Fue la tercera generación del negocio -la de José Antonio Tierno y Carlos Hernández Requejo- la primera que lo amplió con la apertura del restaurante La Reja e incluso otra pastelería con salones para celebraciones en el barrio de Los Remedios. Todavía se conservan fotografías históricas de ellos en la austera oficina de la confitería sevillana, que acaba de cumplir 140 años.

En aquellas viejas instantáneas se aprecia también el obrador con que, hasta 2017, han contado justo detrás, en la calle Vargas Campos, en las dependencias de un antiguo convento de las dominicas de Santa María de Pasión.

Exquisitas tartas de la confitería La Campana.  FERNANDO VÁZQUEZ

Precisamente para poder cumplir con la nueva normativa sanitaria, la cuarta y última generación, la de Borja Hernández y su primo José Antonio Hernández, se llevaron el obrador a Santiponce poco antes de conseguir abrir otras Campanas en lugares tan recientemente emblemáticos como el centro comercial Lagoh (2019) o en la Avenida de la Constitución (2021).

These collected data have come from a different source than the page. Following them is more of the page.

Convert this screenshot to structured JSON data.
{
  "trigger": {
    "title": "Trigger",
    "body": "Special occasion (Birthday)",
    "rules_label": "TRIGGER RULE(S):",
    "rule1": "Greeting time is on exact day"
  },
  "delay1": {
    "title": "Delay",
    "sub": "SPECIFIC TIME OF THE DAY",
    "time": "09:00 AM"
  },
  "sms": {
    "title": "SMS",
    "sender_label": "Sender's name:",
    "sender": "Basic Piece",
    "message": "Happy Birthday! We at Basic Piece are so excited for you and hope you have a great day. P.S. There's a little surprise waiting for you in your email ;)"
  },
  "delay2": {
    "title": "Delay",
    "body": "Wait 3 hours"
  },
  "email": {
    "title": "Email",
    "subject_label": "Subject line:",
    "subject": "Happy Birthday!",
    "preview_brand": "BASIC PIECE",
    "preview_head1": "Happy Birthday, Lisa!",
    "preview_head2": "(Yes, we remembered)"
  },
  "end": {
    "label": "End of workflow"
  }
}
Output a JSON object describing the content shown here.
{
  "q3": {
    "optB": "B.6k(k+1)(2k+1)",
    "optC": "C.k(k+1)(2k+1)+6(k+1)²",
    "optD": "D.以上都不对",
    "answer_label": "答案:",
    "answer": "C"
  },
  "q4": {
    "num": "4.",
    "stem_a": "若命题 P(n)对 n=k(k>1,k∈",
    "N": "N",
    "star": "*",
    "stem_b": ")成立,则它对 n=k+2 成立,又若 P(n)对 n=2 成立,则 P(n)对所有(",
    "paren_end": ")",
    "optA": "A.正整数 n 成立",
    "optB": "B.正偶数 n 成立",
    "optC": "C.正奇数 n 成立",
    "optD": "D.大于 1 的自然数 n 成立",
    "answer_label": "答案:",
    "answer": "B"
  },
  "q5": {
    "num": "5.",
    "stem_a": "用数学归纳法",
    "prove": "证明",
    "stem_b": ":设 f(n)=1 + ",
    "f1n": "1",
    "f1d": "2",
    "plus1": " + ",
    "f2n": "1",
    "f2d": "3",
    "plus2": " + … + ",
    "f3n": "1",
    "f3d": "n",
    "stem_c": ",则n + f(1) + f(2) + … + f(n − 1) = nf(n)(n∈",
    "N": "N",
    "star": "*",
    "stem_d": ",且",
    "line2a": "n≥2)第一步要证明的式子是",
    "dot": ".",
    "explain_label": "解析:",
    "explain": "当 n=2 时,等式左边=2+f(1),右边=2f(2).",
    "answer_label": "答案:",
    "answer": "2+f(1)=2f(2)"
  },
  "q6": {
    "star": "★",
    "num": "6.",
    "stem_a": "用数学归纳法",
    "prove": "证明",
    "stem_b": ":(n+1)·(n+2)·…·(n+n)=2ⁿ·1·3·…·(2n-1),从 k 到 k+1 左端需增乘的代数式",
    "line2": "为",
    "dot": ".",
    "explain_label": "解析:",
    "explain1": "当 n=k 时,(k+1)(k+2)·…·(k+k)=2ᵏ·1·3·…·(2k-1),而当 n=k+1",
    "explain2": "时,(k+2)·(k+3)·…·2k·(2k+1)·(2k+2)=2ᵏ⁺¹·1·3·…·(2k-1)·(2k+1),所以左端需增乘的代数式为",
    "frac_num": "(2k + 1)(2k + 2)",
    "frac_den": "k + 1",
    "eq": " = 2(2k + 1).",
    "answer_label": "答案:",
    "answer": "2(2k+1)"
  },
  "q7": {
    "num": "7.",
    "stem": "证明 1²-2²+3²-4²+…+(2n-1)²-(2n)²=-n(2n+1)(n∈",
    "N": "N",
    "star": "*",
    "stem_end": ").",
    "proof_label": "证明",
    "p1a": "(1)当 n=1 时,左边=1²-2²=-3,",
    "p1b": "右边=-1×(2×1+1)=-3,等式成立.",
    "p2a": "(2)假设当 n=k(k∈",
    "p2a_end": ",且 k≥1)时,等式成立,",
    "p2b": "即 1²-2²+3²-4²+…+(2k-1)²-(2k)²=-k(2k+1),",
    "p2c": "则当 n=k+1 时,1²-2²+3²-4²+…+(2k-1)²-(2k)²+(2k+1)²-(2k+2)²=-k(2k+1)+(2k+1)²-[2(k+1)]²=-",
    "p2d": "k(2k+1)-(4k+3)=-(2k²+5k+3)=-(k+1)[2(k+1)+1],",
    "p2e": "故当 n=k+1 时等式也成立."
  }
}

Y de este nuevo obrador tan próximo a la Itálica famosa salen actualmente no solo torrijas y pestiños, sino toda esa gama increíblemente dulce y casera de esta confitería que ha sabido adaptarse a los nuevos tiempos sin olvidar sus bollitos de leche, sus merengues, sus ensaimadas de crema, sus polvorones rellenos, sus pastitas de té, sus petisús, sus yemas sevillanas, sus bambas de nata, sus cervantinas, sus tocinos de cielo, sus palmeras de chocolate o esas milhojas de mil colores que ornamentan unas vitrinas frente a las que se quedan embobados cada día los miles de turistas que, en busca de lo más típico de la ciudad, no perdonan catar la más típica de sus pastelerías.

Una vista privilegiada en Semana Santa

Lo suele repetir, orgulloso, el ocupadísimo Borja Hernández cuando se le pregunta por la antigüedad de su negocio. “Y más antigua que la Estatua de la Libertad”, agrega. Y es verdad: La Campana llevaba meses despachando sus más famosos pasteles cuando la Estatua de la Libertad llegaba a Nueva York como un regalo de Francia.

Con el paso del siglo XX, la coqueta confitería de aires modernistas no solo ha sido testigo del devenir del tiempo y de una Semana Santa en constante crecimiento que tiene, desde su perspectiva hacia la Plaza del Duque, una de las más sentidas estampas del cofrade sevillano, sino otras incontables estampas como la de ese eterno cuponero que incluso cambia de cara y nombre porque estos vendedores parecen, a la vez quietos y en marcha, como el agua de los ríos, que pregonan el mismo número pero con distinta agua. 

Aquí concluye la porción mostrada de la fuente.